ウイスキーを氷で冷たくして、スッキリと飲むのが目的なのです。でも、出されてすぐに、一気に飲んでしまっては、ストレートと同じで、あまり冷たくなく、折角のロックグラスの風情も楽しめません。かといって、あまりゆっくりたしなんでいると、氷が溶け出してウイスキーが薄まってしまい、ウイスキーの香りと味わいが損なわれてしまいます。
適度なスピードでたしなむものという訳ですが、そうなると、氷の溶け方を計算しなければなりません。もし、氷の溶け方が速いと、ゆっくりオンザロックを楽しむことは難しくなります。そこで、なるべく溶けにくい氷の形を、バーテンダーさんたちは工夫しています。
オンザロックの氷は、冷蔵庫の製氷機で作った小さい角氷を数個入れるのが一般的でした。でも、それでは溶けやすいということで、今のバーでは丸く大きな氷、あるいは、大きな箱型の氷を1個入れるのが、多くなりました。この方が、氷が溶けにくいからです。
小さな角氷は、体積に対する表面積の比率が大きくなります。つまり、氷がより広くウイスキーに接しているので、氷が溶け出す量が多くなるのです。一方、丸氷にしろ、箱氷にしろ、ロックグラス一杯に入る大きな氷は、体積に対する表面積の比率が小さくなりますので、氷が溶け出す量が少なく抑えることができるという訳です。また、小さな角氷では、結果的に角や縁の数が多くなります。氷は角や縁のあたりが溶けやすいともいわれるので、この効果も考えられます。

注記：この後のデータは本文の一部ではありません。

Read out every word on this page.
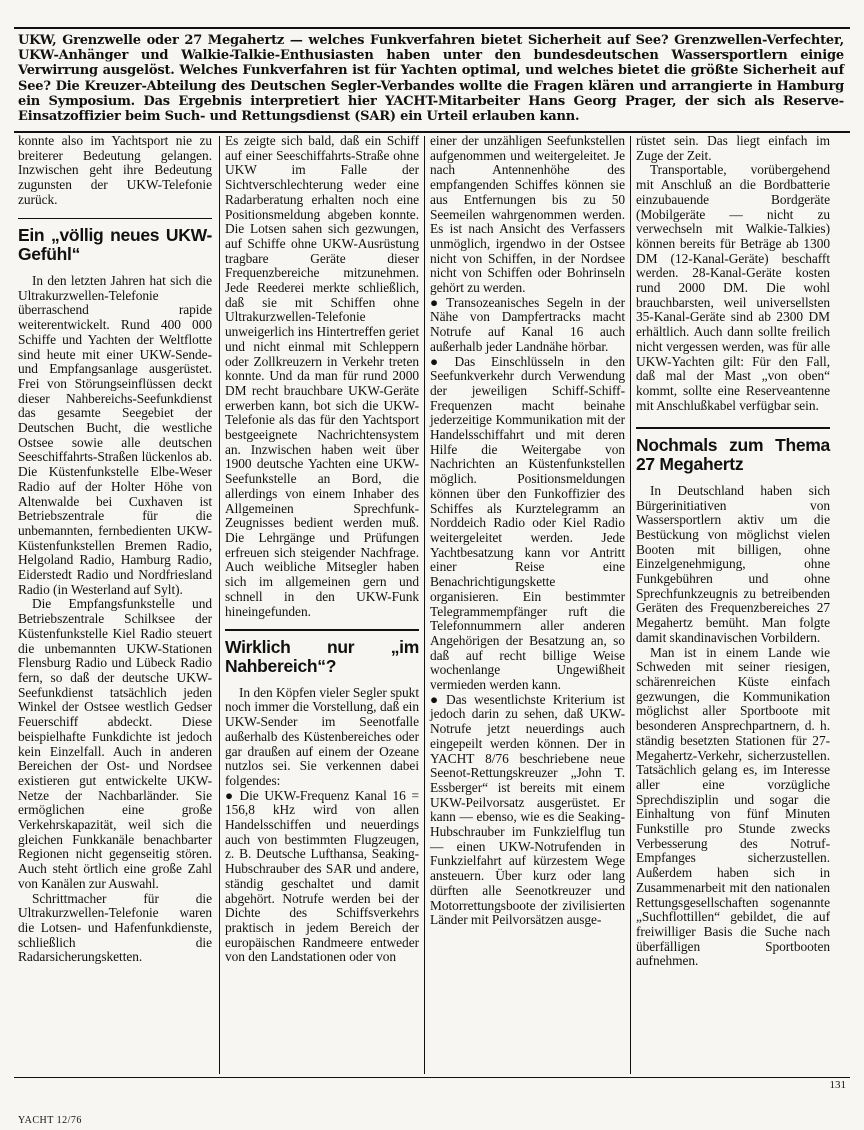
UKW, Grenzwelle oder 27 Megahertz — welches Funkverfahren bietet Sicherheit auf See? Grenzwellen-Verfechter, UKW-Anhänger und Walkie-Talkie-Enthusiasten haben unter den bundesdeutschen Wassersportlern einige Verwirrung ausgelöst. Welches Funkverfahren ist für Yachten optimal, und welches bietet die größte Sicherheit auf See? Die Kreuzer-Abteilung des Deutschen Segler-Verbandes wollte die Fragen klären und arrangierte in Hamburg ein Symposium. Das Ergebnis interpretiert hier YACHT-Mitarbeiter Hans Georg Prager, der sich als Reserve-Einsatzoffizier beim Such- und Rettungsdienst (SAR) ein Urteil erlauben kann.

konnte also im Yachtsport nie zu breiterer Bedeutung gelangen. Inzwischen geht ihre Bedeutung zugunsten der UKW-Telefonie zurück.

Ein „völlig neues UKW-Gefühl“

In den letzten Jahren hat sich die Ultrakurzwellen-Telefonie überraschend rapide weiterentwickelt. Rund 400 000 Schiffe und Yachten der Weltflotte sind heute mit einer UKW-Sende- und Empfangsanlage ausgerüstet. Frei von Störungseinflüssen deckt dieser Nahbereichs-Seefunkdienst das gesamte Seegebiet der Deutschen Bucht, die westliche Ostsee sowie alle deutschen Seeschiffahrts-Straßen lückenlos ab. Die Küstenfunkstelle Elbe-Weser Radio auf der Holter Höhe von Altenwalde bei Cuxhaven ist Betriebszentrale für die unbemannten, fernbedienten UKW-Küstenfunkstellen Bremen Radio, Helgoland Radio, Hamburg Radio, Eiderstedt Radio und Nordfriesland Radio (in Westerland auf Sylt).

Die Empfangsfunkstelle und Betriebszentrale Schilksee der Küstenfunkstelle Kiel Radio steuert die unbemannten UKW-Stationen Flensburg Radio und Lübeck Radio fern, so daß der deutsche UKW-Seefunkdienst tatsächlich jeden Winkel der Ostsee westlich Gedser Feuerschiff abdeckt. Diese beispielhafte Funkdichte ist jedoch kein Einzelfall. Auch in anderen Bereichen der Ost- und Nordsee existieren gut entwickelte UKW-Netze der Nachbarländer. Sie ermöglichen eine große Verkehrskapazität, weil sich die gleichen Funkkanäle benachbarter Regionen nicht gegenseitig stören. Auch steht örtlich eine große Zahl von Kanälen zur Auswahl.

Schrittmacher für die Ultrakurzwellen-Telefonie waren die Lotsen- und Hafenfunkdienste, schließlich die Radarsicherungsketten.

Es zeigte sich bald, daß ein Schiff auf einer Seeschiffahrts-Straße ohne UKW im Falle der Sichtverschlechterung weder eine Radarberatung erhalten noch eine Positionsmeldung abgeben konnte. Die Lotsen sahen sich gezwungen, auf Schiffe ohne UKW-Ausrüstung tragbare Geräte dieser Frequenzbereiche mitzunehmen. Jede Reederei merkte schließlich, daß sie mit Schiffen ohne Ultrakurzwellen-Telefonie unweigerlich ins Hintertreffen geriet und nicht einmal mit Schleppern oder Zollkreuzern in Verkehr treten konnte. Und da man für rund 2000 DM recht brauchbare UKW-Geräte erwerben kann, bot sich die UKW-Telefonie als das für den Yachtsport bestgeeignete Nachrichtensystem an. Inzwischen haben weit über 1900 deutsche Yachten eine UKW-Seefunkstelle an Bord, die allerdings von einem Inhaber des Allgemeinen Sprechfunk-Zeugnisses bedient werden muß. Die Lehrgänge und Prüfungen erfreuen sich steigender Nachfrage. Auch weibliche Mitsegler haben sich im allgemeinen gern und schnell in den UKW-Funk hineingefunden.

Wirklich nur „im Nahbereich“?

In den Köpfen vieler Segler spukt noch immer die Vorstellung, daß ein UKW-Sender im Seenotfalle außerhalb des Küstenbereiches oder gar draußen auf einem der Ozeane nutzlos sei. Sie verkennen dabei folgendes:

● Die UKW-Frequenz Kanal 16 = 156,8 kHz wird von allen Handelsschiffen und neuerdings auch von bestimmten Flugzeugen, z. B. Deutsche Lufthansa, Seaking-Hubschrauber des SAR und andere, ständig geschaltet und damit abgehört. Notrufe werden bei der Dichte des Schiffsverkehrs praktisch in jedem Bereich der europäischen Randmeere entweder von den Landstationen oder von

einer der unzähligen Seefunkstellen aufgenommen und weitergeleitet. Je nach Antennenhöhe des empfangenden Schiffes können sie aus Entfernungen bis zu 50 Seemeilen wahrgenommen werden. Es ist nach Ansicht des Verfassers unmöglich, irgendwo in der Ostsee nicht von Schiffen, in der Nordsee nicht von Schiffen oder Bohrinseln gehört zu werden.

● Transozeanisches Segeln in der Nähe von Dampfertracks macht Notrufe auf Kanal 16 auch außerhalb jeder Landnähe hörbar.

● Das Einschlüsseln in den Seefunkverkehr durch Verwendung der jeweiligen Schiff-Schiff-Frequenzen macht beinahe jederzeitige Kommunikation mit der Handelsschiffahrt und mit deren Hilfe die Weitergabe von Nachrichten an Küstenfunkstellen möglich. Positionsmeldungen können über den Funkoffizier des Schiffes als Kurztelegramm an Norddeich Radio oder Kiel Radio weitergeleitet werden. Jede Yachtbesatzung kann vor Antritt einer Reise eine Benachrichtigungskette organisieren. Ein bestimmter Telegrammempfänger ruft die Telefonnummern aller anderen Angehörigen der Besatzung an, so daß auf recht billige Weise wochenlange Ungewißheit vermieden werden kann.

● Das wesentlichste Kriterium ist jedoch darin zu sehen, daß UKW-Notrufe jetzt neuerdings auch eingepeilt werden können. Der in YACHT 8/76 beschriebene neue Seenot-Rettungskreuzer „John T. Essberger“ ist bereits mit einem UKW-Peilvorsatz ausgerüstet. Er kann — ebenso, wie es die Seaking-Hubschrauber im Funkzielflug tun — einen UKW-Notrufenden in Funkzielfahrt auf kürzestem Wege ansteuern. Über kurz oder lang dürften alle Seenotkreuzer und Motorrettungsboote der zivilisierten Länder mit Peilvorsätzen ausge-

rüstet sein. Das liegt einfach im Zuge der Zeit.

Transportable, vorübergehend mit Anschluß an die Bordbatterie einzubauende Bordgeräte (Mobilgeräte — nicht zu verwechseln mit Walkie-Talkies) können bereits für Beträge ab 1300 DM (12-Kanal-Geräte) beschafft werden. 28-Kanal-Geräte kosten rund 2000 DM. Die wohl brauchbarsten, weil universellsten 35-Kanal-Geräte sind ab 2300 DM erhältlich. Auch dann sollte freilich nicht vergessen werden, was für alle UKW-Yachten gilt: Für den Fall, daß mal der Mast „von oben“ kommt, sollte eine Reserveantenne mit Anschlußkabel verfügbar sein.

Nochmals zum Thema 27 Megahertz

In Deutschland haben sich Bürgerinitiativen von Wassersportlern aktiv um die Bestückung von möglichst vielen Booten mit billigen, ohne Einzelgenehmigung, ohne Funkgebühren und ohne Sprechfunkzeugnis zu betreibenden Geräten des Frequenzbereiches 27 Megahertz bemüht. Man folgte damit skandinavischen Vorbildern.

Man ist in einem Lande wie Schweden mit seiner riesigen, schärenreichen Küste einfach gezwungen, die Kommunikation möglichst aller Sportboote mit besonderen Ansprechpartnern, d. h. ständig besetzten Stationen für 27-Megahertz-Verkehr, sicherzustellen. Tatsächlich gelang es, im Interesse aller eine vorzügliche Sprechdisziplin und sogar die Einhaltung von fünf Minuten Funkstille pro Stunde zwecks Verbesserung des Notruf-Empfanges sicherzustellen. Außerdem haben sich in Zusammenarbeit mit den nationalen Rettungsgesellschaften sogenannte „Suchflottillen“ gebildet, die auf freiwilliger Basis die Suche nach überfälligen Sportbooten aufnehmen.

YACHT 12/76
131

大きな丸氷は、バーテンダーさんが、手でアイスピックなどを使って、1個1個削り出している場合が多いのです。そうまでして、おいしいオンザロックを出そうと頑張っているのです。だから、オンザロックの氷はなるべく溶かさないように味わいたいものです。グラスを手に持って回したり、指で氷を回したりするのは、溶けを速めるので控えたいところです。ちょっと粋には見えるのですがね…。